OpenNEX DCP30 Analysis Using Pandas

This notebook illustrates how to analyze a subset of OpenNEX DCP30 data using Python and pandas. Specifically, we will be analyzing temperature data in the Chicago area to understand how the CESM1-CAM5 climate model behaves under different RCP scenarios during the course of this century.

A dataset for this example is available at http://opennex.planetos.com/dcp30/k6Lef. On that page you will find a bash script that can be used to deploy a Docker container which will serve the selected data. Deployment of the container is beyond the scope of this example.


Import Required Modules

Let's begin by importing the required modules. We'll need pandas for analysis and urllib2 to request data from our access server. We'll use matplotlib to create a chart of our analysis.


In [2]:
%matplotlib inline
import matplotlib.pyplot as plt
import matplotlib
matplotlib.style.use('ggplot')

# set default figure size
from pylab import rcParams
rcParams['figure.figsize'] = 16, 8

import pandas as pd
import urllib2

Loading Data into a Dataframe

The load_data function reads data directly from your access server's endpoint. It accepts the ip_addr parameter, which must correspond to the IP address of your data access server.

For local deployments, this may be localhost or a local IP address. If you've deployed into an EC2 instance, you'll need to ensure the port is accessible and replace localhost with your instance's public IP address.

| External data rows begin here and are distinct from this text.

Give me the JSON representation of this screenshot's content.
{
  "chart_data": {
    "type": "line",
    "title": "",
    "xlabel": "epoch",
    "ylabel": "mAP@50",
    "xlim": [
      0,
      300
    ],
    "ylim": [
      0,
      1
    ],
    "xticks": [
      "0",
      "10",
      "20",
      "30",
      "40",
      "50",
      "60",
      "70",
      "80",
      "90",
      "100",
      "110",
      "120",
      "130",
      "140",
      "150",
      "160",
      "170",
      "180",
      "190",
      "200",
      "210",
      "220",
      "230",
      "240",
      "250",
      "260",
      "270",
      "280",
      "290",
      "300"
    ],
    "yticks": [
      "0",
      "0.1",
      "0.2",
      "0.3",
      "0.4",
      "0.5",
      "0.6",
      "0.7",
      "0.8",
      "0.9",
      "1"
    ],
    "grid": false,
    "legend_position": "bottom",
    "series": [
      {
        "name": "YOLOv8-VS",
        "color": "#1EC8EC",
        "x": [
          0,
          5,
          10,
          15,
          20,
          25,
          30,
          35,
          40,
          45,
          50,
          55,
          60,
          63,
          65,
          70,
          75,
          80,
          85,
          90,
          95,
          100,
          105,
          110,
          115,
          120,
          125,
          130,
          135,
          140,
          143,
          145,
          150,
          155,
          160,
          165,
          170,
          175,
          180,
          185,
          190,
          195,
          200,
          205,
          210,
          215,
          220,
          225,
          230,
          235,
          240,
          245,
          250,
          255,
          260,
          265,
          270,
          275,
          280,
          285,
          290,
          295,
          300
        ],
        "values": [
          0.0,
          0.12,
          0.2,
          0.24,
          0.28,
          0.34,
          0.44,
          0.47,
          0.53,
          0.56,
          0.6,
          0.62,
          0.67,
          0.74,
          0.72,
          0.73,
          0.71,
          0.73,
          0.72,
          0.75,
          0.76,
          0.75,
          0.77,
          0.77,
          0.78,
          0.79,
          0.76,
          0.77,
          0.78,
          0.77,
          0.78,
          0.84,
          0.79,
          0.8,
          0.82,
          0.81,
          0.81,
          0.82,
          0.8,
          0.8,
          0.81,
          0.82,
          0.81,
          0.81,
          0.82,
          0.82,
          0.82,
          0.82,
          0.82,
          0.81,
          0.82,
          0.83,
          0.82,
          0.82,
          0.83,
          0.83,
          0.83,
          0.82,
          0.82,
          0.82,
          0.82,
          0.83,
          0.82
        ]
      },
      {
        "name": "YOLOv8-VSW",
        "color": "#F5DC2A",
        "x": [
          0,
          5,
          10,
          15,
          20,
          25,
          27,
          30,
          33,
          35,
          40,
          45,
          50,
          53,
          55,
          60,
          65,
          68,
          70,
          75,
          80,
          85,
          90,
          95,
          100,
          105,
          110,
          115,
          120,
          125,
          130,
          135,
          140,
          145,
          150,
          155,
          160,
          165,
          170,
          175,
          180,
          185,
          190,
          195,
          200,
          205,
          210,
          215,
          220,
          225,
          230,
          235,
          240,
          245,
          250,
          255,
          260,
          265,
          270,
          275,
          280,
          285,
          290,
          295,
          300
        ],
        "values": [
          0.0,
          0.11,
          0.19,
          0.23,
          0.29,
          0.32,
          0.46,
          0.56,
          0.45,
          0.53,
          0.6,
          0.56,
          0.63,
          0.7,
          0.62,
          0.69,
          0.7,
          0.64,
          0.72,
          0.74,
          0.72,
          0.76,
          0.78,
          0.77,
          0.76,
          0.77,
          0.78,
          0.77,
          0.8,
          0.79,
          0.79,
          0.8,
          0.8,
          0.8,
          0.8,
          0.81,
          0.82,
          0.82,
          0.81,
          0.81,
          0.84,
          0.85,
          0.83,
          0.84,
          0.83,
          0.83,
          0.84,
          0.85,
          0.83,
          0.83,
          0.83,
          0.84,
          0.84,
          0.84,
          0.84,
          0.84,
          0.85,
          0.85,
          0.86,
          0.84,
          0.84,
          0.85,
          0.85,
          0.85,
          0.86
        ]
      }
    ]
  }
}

It's easier to work with the resulting data if we tell pandas about the date and categorical columns. The function declares these column types, and also converts the temperature from degrees Kelvin to degrees Celsius.


In [3]:
def load_data(ip_addr):
    data = pd.read_csv(urllib2.urlopen("http://%s:7645/data.csv" % (ip_addr)))
    for col in ['Model', 'Scenario', 'Variable']:
        data[col] = data[col].astype('category')
    data['Date'] = data['Date'].astype('datetime64')
    data['Temperature'] = data['Value'] - 273.15
    return data

Plotting the Scenarios

After loading that data, we can use matplotlib to visualize what the model predicts over the course of this century. This function reduces the data to show the warmest month for each year and displays the values under each RCP scenario.


In [4]:
def do_graph(df):
    model = df.loc[1,'Model']
    df['Year'] = df['Date'].map(lambda d: "%d-01-01" % (d.year)).astype('datetime64')
    by_year = df.groupby(['Year', 'Scenario']).max().loc[:,['Temperature']]
    groups = by_year.reset_index().set_index('Year').groupby('Scenario')
    for key, grp in groups:
        plt.plot(grp.index, grp['Temperature'], label=key)
    plt.legend(loc='best')
    plt.title("Maximum mean temperature for warmest month using model %s" % (model))
    plt.xlabel("Year")
    plt.ylabel("Temperature [Celsius]")
    plt.show()

Putting it all Together

Let's load the data, quickly inspect it using the head method, then use do_graph to visualize it.


In [5]:
# Note: make sure you pass load_data the correct IP address. This is only an example.
data = load_data("localhost")

In [6]:
data.head()


Out[6]:
Date Longitude Latitude Model Scenario Variable Value Temperature
0 2000-01-01 -87.6458 41.8708 CESM1-CAM5 historical tasmax 273.052246 -0.097754
1 2000-01-01 -87.6375 41.8708 CESM1-CAM5 historical tasmax 273.061737 -0.088263
2 2000-01-01 -87.6292 41.8708 CESM1-CAM5 historical tasmax 273.059784 -0.090216
3 2000-01-01 -87.6208 41.8708 CESM1-CAM5 historical tasmax 273.168396 0.018396
4 2000-01-01 -87.6125 41.8708 CESM1-CAM5 historical tasmax 273.170197 0.020197

In [7]:
do_graph(data)


Results

The plot above begins with a brief historical period at the start of the century, then presents data from the four RCP scenarios. We can see annual fluxuations as well as a clear divergence towards the end of the century. As expected, the most aggressive warming scenario, rcp85, produces the warmest temperatures.